According to a presentation, “Global Generic Pharmaceutical Market – Qualitative and Quantitative Analysis,” by Frost and Sullivan, the US is the largest generics market. It accounted for around 45% of the global generics market in terms of revenue in 2012. The EU5—Germany, the United Kingdom, France, Italy, and Spain—countries accounted for 18% of the global market.

Please refer to the above chart. It shows the generics volume penetration in the leading eight markets.

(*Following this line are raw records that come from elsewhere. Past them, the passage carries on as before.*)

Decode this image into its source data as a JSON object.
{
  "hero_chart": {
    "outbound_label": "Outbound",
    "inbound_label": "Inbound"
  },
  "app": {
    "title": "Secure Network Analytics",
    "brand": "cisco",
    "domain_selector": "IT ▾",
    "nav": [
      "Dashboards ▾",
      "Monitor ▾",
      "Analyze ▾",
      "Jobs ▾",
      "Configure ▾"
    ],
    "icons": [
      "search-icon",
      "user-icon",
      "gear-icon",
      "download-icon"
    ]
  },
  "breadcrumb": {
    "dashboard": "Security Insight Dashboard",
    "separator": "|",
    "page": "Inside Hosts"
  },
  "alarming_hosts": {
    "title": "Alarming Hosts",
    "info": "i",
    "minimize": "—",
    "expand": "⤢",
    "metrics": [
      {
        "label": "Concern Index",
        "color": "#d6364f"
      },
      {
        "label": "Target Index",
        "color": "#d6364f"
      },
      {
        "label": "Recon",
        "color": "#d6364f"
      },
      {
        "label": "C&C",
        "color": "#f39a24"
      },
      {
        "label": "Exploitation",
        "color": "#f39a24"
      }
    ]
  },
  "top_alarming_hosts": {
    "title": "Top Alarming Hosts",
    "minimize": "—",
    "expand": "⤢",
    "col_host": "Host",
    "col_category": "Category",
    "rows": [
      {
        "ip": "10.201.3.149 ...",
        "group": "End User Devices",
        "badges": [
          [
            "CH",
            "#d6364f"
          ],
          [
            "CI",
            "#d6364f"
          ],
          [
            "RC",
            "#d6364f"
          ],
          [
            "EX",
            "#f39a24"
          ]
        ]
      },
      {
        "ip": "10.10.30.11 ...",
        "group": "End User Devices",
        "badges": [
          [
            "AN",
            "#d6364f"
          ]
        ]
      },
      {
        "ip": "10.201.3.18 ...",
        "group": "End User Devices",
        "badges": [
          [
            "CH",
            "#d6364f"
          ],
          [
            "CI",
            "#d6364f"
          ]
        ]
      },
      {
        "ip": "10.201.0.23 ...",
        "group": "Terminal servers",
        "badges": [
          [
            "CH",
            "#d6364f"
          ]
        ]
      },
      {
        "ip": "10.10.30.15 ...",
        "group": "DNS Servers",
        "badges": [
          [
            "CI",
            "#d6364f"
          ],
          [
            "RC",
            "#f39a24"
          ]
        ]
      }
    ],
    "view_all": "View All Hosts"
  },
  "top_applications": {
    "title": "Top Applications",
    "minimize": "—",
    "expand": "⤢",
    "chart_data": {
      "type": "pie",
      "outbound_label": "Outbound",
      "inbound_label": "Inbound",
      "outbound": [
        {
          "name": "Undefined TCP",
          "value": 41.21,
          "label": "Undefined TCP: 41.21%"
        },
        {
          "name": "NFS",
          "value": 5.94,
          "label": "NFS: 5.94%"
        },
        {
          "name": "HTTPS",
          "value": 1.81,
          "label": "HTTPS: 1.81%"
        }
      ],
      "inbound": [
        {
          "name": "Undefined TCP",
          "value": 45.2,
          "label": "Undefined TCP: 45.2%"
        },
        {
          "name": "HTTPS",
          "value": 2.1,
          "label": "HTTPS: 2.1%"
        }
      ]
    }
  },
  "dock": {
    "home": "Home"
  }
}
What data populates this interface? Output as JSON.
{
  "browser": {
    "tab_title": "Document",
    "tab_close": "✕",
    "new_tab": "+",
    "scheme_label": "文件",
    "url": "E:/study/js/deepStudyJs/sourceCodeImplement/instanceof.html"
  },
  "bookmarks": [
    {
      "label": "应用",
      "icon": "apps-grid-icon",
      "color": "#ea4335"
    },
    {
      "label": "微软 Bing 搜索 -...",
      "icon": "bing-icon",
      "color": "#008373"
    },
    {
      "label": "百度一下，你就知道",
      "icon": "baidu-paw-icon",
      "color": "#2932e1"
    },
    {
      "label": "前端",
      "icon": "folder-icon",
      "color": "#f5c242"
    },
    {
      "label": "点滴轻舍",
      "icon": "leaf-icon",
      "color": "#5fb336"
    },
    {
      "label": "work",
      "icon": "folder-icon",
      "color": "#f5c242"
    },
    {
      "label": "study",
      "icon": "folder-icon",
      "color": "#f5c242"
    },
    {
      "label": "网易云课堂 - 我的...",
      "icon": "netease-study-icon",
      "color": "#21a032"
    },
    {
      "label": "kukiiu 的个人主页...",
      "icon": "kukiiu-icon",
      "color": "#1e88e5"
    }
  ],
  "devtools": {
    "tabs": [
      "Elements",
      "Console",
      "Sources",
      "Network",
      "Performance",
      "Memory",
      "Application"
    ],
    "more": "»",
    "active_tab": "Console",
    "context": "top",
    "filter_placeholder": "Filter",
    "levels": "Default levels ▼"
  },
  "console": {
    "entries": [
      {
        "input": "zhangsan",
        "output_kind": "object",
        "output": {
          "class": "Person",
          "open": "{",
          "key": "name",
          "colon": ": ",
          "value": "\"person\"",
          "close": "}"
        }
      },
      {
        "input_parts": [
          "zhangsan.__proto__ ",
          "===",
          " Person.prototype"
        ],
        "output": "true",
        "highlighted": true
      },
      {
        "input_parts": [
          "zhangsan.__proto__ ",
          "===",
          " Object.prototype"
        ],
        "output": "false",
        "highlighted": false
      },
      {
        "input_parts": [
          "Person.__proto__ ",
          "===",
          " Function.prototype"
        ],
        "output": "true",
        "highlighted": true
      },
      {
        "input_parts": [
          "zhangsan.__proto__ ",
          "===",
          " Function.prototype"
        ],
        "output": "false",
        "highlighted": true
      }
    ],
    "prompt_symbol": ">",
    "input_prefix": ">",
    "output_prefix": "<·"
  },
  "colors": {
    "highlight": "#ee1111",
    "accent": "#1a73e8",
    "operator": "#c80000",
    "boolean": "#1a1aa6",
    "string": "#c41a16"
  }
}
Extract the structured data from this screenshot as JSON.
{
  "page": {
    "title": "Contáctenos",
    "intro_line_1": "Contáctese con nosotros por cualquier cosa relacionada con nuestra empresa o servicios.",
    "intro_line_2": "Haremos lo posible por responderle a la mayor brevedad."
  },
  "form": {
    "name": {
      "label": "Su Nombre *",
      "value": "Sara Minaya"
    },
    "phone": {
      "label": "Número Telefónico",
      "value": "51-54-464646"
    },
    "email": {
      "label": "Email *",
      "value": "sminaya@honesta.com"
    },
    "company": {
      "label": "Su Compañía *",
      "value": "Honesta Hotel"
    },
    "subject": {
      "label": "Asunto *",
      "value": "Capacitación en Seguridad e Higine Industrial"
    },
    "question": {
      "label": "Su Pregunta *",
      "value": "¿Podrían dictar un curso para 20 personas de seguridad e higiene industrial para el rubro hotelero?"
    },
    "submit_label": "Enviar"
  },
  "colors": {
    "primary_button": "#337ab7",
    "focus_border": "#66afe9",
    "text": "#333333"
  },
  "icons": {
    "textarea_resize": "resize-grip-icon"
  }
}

Also, in terms of volume, the US market scores highest with 86% of volume penetration. Canada and the EU5 countries are next. Volume penetration is calculated as the percentage of generic drugs dispensed by total prescription dispensed. Lower generic penetration in many countries—Japan, Italy, Spain, Poland, and France—is due to the lower utilization of generics. This is because of government policies that encourage doctors and pharmacists to substitute generic drugs for branded, or patented, drugs.

In 2013, Mylan (MYL) derived 85.5%, Impax (IPXL) derived 77.3%, Actavis (ACT) derived 72.1%, and Hospira (HSP) derived 69% of their total revenue from the sale of generic drugs.

Pharmaceutical ETFs—like the S&P Health Care Select Sector Index (XLV) and the iShares U.S. Healthcare ETF (IYH)—are capitalizing on the industry’s profitability.